「沢山本を読まれる人だなぁっていつも感心してたんですよ。」
その口振りからして、私をよく見かけていたんだろう。ここには、ほぼ毎日と言っていいほど通いつめている。
「本を読むのが唯一の楽しみですから。」
そう、勢いよく答えてしまったが
“他に行く所のない寂しい奴だ”
なんて思われてはないだろうかと、恥ずかしくなった…
「学生の頃は僕もそうでした。」
私の言葉に、そう言って優しく笑ってくれた彼は、何だか分からないけれど、とてもいい人そうで…
少し会話をした。
「17歳なんですか?!じゃあ、僕よりだいぶ若いですね。」
「おいくつですか?」
「いくつに見えますか?」
訪ねた私に、今度は少し悪戯っぽく笑った。
「えっと…」
20は越えてるかなぁ…だけど、そんなに老けてないし…
「26です。

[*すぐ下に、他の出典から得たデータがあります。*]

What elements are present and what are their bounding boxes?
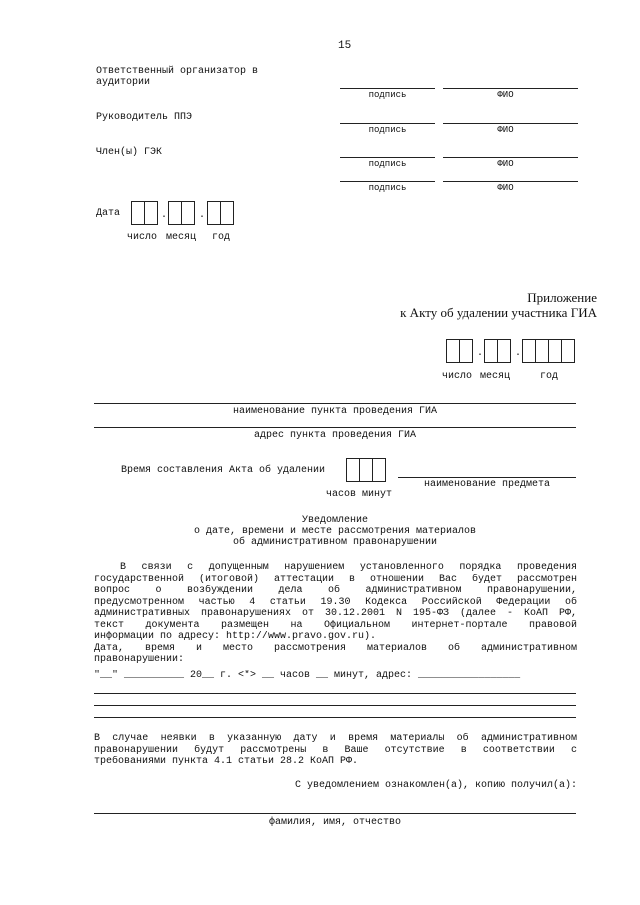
date-day-digit[interactable] [131,201,145,225]
notice-body-line: В связи с допущенным нарушением установленного порядка проведения [120,562,577,573]
date-year-digit[interactable] [207,201,221,225]
date-month-digit[interactable] [181,201,195,225]
absence-line: правонарушении будут рассмотрены в Ваше отсутствие в соответствии с [94,744,577,756]
notice-title-line2: о дате, времени и месте рассмотрения материалов [193,526,477,537]
head-label: Руководитель ППЭ [96,112,193,123]
appendix-month-digit[interactable] [497,339,511,363]
notice-body [94,562,577,666]
signature-line[interactable] [340,181,435,182]
organizer-label: Ответственный организатор в [96,66,259,77]
appendix-day-digit[interactable] [459,339,473,363]
notice-body-line: вопрос о возбуждении дела об административном правонарушении, [94,585,577,596]
signature-caption: подпись [368,90,407,100]
fio-line[interactable] [443,181,578,182]
date-label: Дата [96,208,121,219]
time-minutes-digit[interactable] [372,458,386,482]
date-separator: . [161,210,168,221]
appendix-year-digit[interactable] [522,339,536,363]
fio-caption: ФИО [497,125,514,135]
organizer-label-cont: аудитории [96,77,151,88]
fio-line[interactable] [443,88,578,89]
time-label: Время составления Акта об удалении [121,465,326,476]
date-month-digit[interactable] [168,201,182,225]
subject-caption: наименование предмета [423,479,551,490]
date-day-caption: число [127,232,158,243]
address-fill-line[interactable] [94,717,576,718]
page-number: 15 [338,40,352,52]
notice-body-line: государственной (итоговой) аттестации в отношении Вас будет рассмотрен [94,573,577,585]
fio-full-caption: фамилия, имя, отчество [268,817,402,828]
appendix-year-digit[interactable] [561,339,575,363]
fio-line[interactable] [443,157,578,158]
fio-caption: ФИО [497,183,514,193]
notice-body-line: предусмотренном частью 4 статьи 19.30 Кодекса Российской Федерации об [94,596,577,608]
signature-line[interactable] [340,123,435,124]
absence-paragraph [94,733,577,768]
address-fill-line[interactable] [94,693,576,694]
date-month-caption: месяц [166,232,197,243]
hearing-date-fill[interactable]: "__" __________ 20__ г. <*> __ часов __ минут, адрес: _________________ [94,670,521,681]
signature-line[interactable] [340,88,435,89]
appendix-month-digit[interactable] [484,339,498,363]
signature-caption: подпись [368,125,407,135]
gek-label: Член(ы) ГЭК [96,147,163,158]
signature-line[interactable] [340,157,435,158]
fio-caption: ФИО [497,159,514,169]
time-minutes-digit[interactable] [359,458,373,482]
date-day-digit[interactable] [144,201,158,225]
date-separator: . [199,210,206,221]
subject-line[interactable] [398,477,576,478]
signature-caption: подпись [368,159,407,169]
appendix-month-caption: месяц [480,371,511,382]
appendix-year-digit[interactable] [548,339,562,363]
time-hours-digit[interactable] [346,458,360,482]
notice-date-line: правонарушении: [94,654,185,665]
appendix-year-caption: год [540,371,559,382]
appendix-subtitle: к Акту об удалении участника ГИА [400,305,597,320]
place-address-line[interactable] [94,427,576,428]
date-separator: . [477,348,484,359]
appendix-year-digit[interactable] [535,339,549,363]
appendix-day-digit[interactable] [446,339,460,363]
place-address-caption: адрес пункта проведения ГИА [253,430,417,441]
address-fill-line[interactable] [94,705,576,706]
notice-title: Уведомление [301,515,368,526]
appendix-day-caption: число [442,371,473,382]
fio-line[interactable] [443,123,578,124]
notice-body-line: текст документа размещен на Официальном интернет-портале правовой [94,619,577,631]
notice-date-line: Дата, время и место рассмотрения материалов об административном [94,642,577,654]
time-caption: часов минут [326,489,393,500]
absence-line: В случае неявки в указанную дату и время материалы об административном [94,733,577,744]
date-year-digit[interactable] [220,201,234,225]
place-name-caption: наименование пункта проведения ГИА [232,406,438,417]
place-name-line[interactable] [94,403,576,404]
notice-body-line: административных правонарушениях от 30.12.2001 N 195-ФЗ (далее - КоАП РФ, [94,608,577,619]
absence-line: требованиями пункта 4.1 статьи 28.2 КоАП РФ. [94,756,359,767]
date-year-caption: год [212,232,231,243]
acknowledge-text: С уведомлением ознакомлен(а), копию получил(а): [294,780,577,791]
fio-signature-line[interactable] [94,813,576,814]
date-separator: . [515,348,522,359]
notice-title-line3: об административном правонарушении [232,537,438,548]
fio-caption: ФИО [497,90,514,100]
appendix-title: Приложение [527,290,597,305]
notice-body-line: информации по адресу: http://www.pravo.gov.ru). [94,631,377,642]
signature-caption: подпись [368,183,407,193]
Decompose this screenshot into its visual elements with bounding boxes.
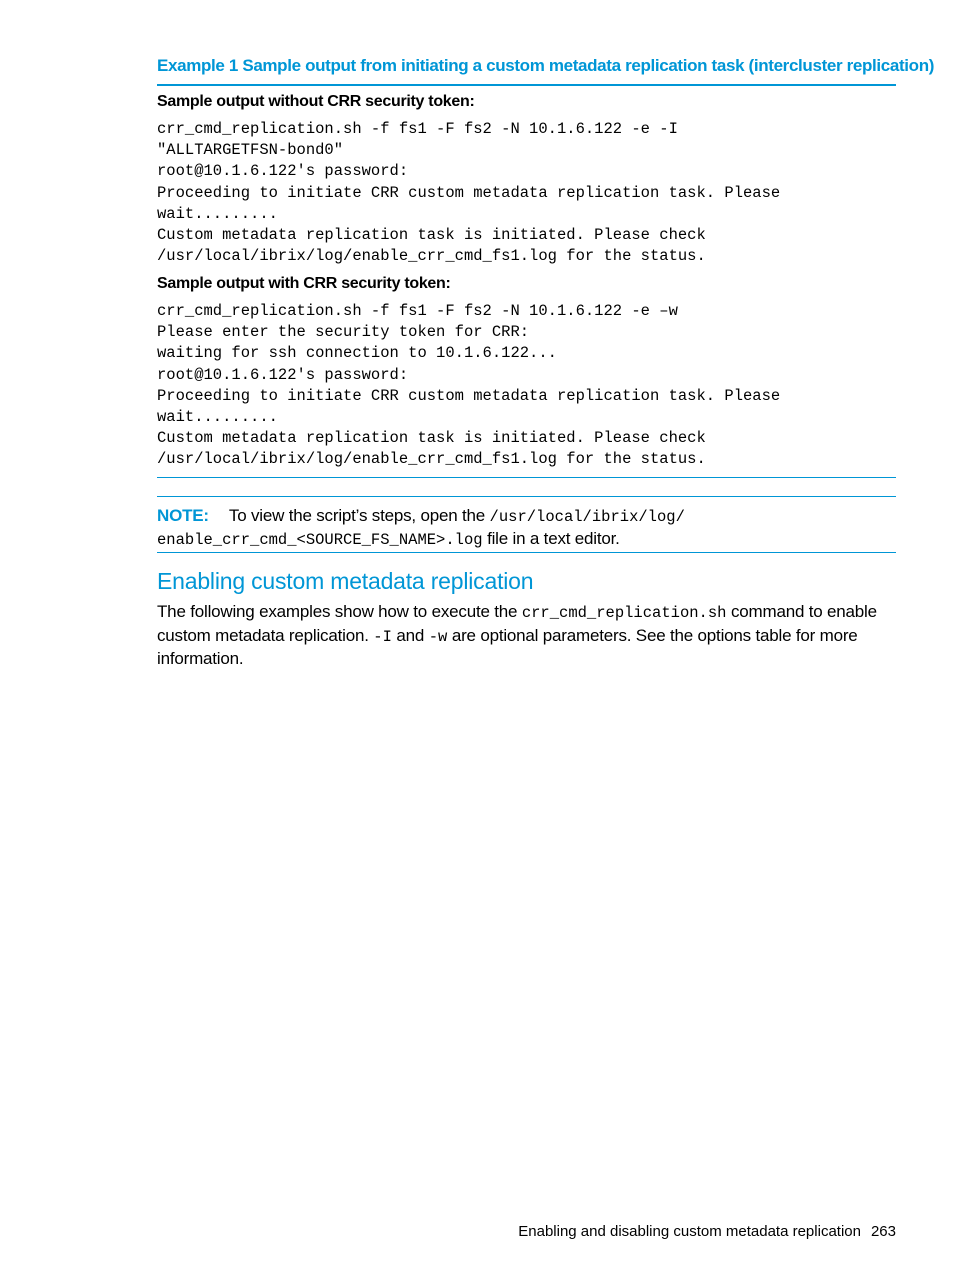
page-number: 263 [870,1223,896,1240]
note-text-after: file in a text editor. [482,529,620,548]
example-end-rule [157,477,896,478]
option-i: -I [373,627,392,646]
example-title-rule [157,84,896,86]
subheading-without-token: Sample output without CRR security token: [157,93,475,110]
para-text-1: The following examples show how to execute the [157,602,522,621]
command-name: crr_cmd_replication.sh [521,604,727,622]
section-heading: Enabling custom metadata replication [157,568,534,594]
para-text-3: and [391,625,429,645]
note-text-before: To view the script’s steps, open the [228,506,490,525]
note-bottom-rule [157,552,896,553]
code-block-with-token: crr_cmd_replication.sh -f fs1 -F fs2 -N 10.1.6.122 -e –w Please enter the security token for CRR: waiting for ssh connection to 10.1.6.122... root@10.1.6.122's password: Proceeding to initiate CRR custom metadata replication task. Please wait......... Custom metadata replication task is initiated. Please check /usr/local/ibrix/log/enable_crr_cmd_fs1.log for the status. [157,302,781,469]
code-block-without-token: crr_cmd_replication.sh -f fs1 -F fs2 -N 10.1.6.122 -e -I "ALLTARGETFSN-bond0" root@10.1.6.122's password: Proceeding to initiate CRR custom metadata replication task. Please wait......... Custom metadata replication task is initiated. Please check /usr/local/ibrix/log/enable_crr_cmd_fs1.log for the status. [157,120,781,266]
note-top-rule [157,496,896,497]
para-text-4: are optional parameters. See the options table for more information. [157,625,858,668]
note-box [157,505,896,551]
para-text-2: command to enable custom metadata replication. [157,602,877,645]
note-log-path: /usr/local/ibrix/log/ enable_crr_cmd_<SOURCE_FS_NAME>.log [157,508,685,549]
page-footer [518,1222,896,1242]
example-title: Example 1 Sample output from initiating a custom metadata replication task (intercluster replication) [157,56,935,75]
subheading-with-token: Sample output with CRR security token: [157,275,451,292]
note-label: NOTE: [157,506,209,525]
option-w: -w [428,627,448,646]
section-paragraph [157,601,896,670]
footer-running-title: Enabling and disabling custom metadata replication [518,1223,861,1240]
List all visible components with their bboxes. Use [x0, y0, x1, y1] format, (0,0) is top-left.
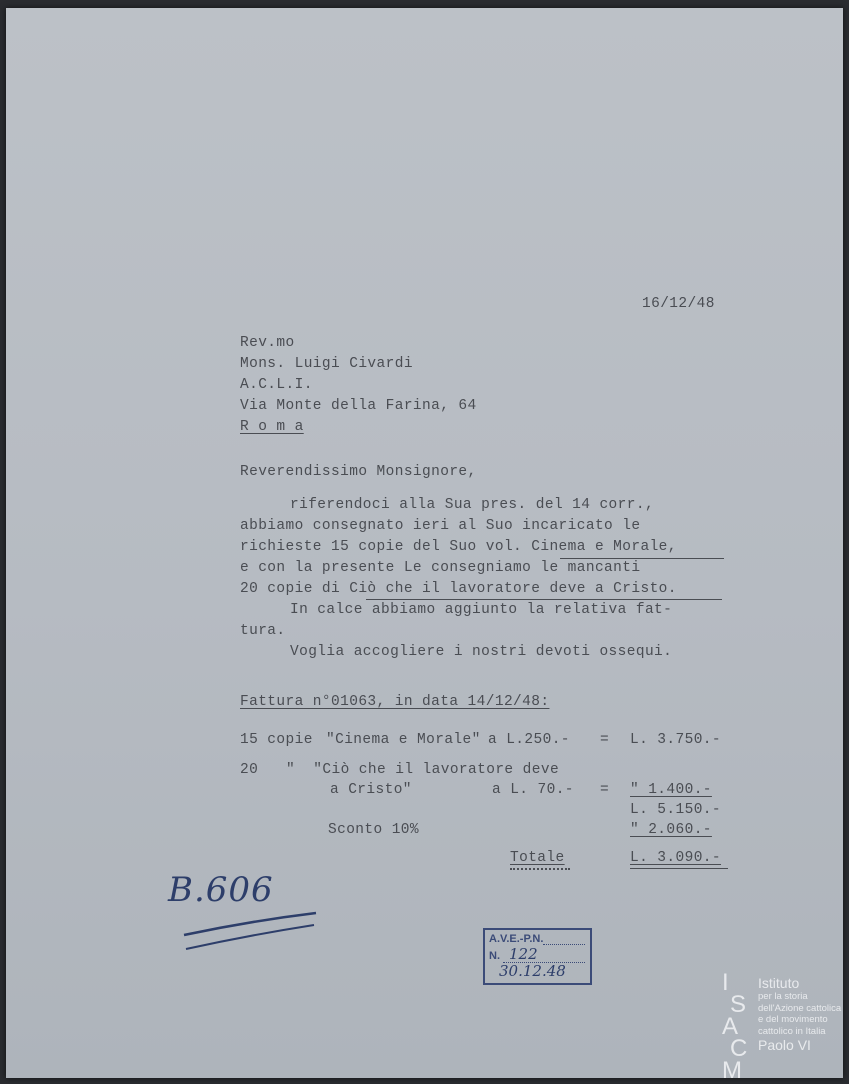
- title-underline: [366, 599, 722, 600]
- invoice-qty: 15 copie: [240, 732, 313, 748]
- invoice-desc: " "Ciò che il lavoratore deve: [286, 762, 560, 778]
- invoice-subtotal: L. 5.150.-: [630, 802, 722, 818]
- recipient-line: Via Monte della Farina, 64: [240, 398, 477, 414]
- invoice-discount: " 2.060.-: [630, 822, 712, 838]
- body-line: richieste 15 copie del Suo vol. Cinema e Morale,: [240, 539, 677, 555]
- invoice-price: a L.250.-: [488, 732, 570, 748]
- handwritten-underline: [180, 905, 320, 955]
- body-line: riferendoci alla Sua pres. del 14 corr.,: [290, 497, 655, 513]
- stamp-date: 30.12.48: [499, 962, 566, 980]
- body-line: tura.: [240, 623, 286, 639]
- letter-date: 16/12/48: [642, 296, 715, 312]
- invoice-discount-label: Sconto 10%: [328, 822, 420, 838]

」
悩む私に男性はくすりと笑って答えを教えてくれた。
「嘘っ?!みえないですよ!もっと若いのかと思いました!」
「それは嬉しいなぁ。」
何だか不思議だった。
私は昨日まで彼を知らなかったのに、彼は私を知っていて
九つも歳が離れてるのに、そんな感じがしなかった。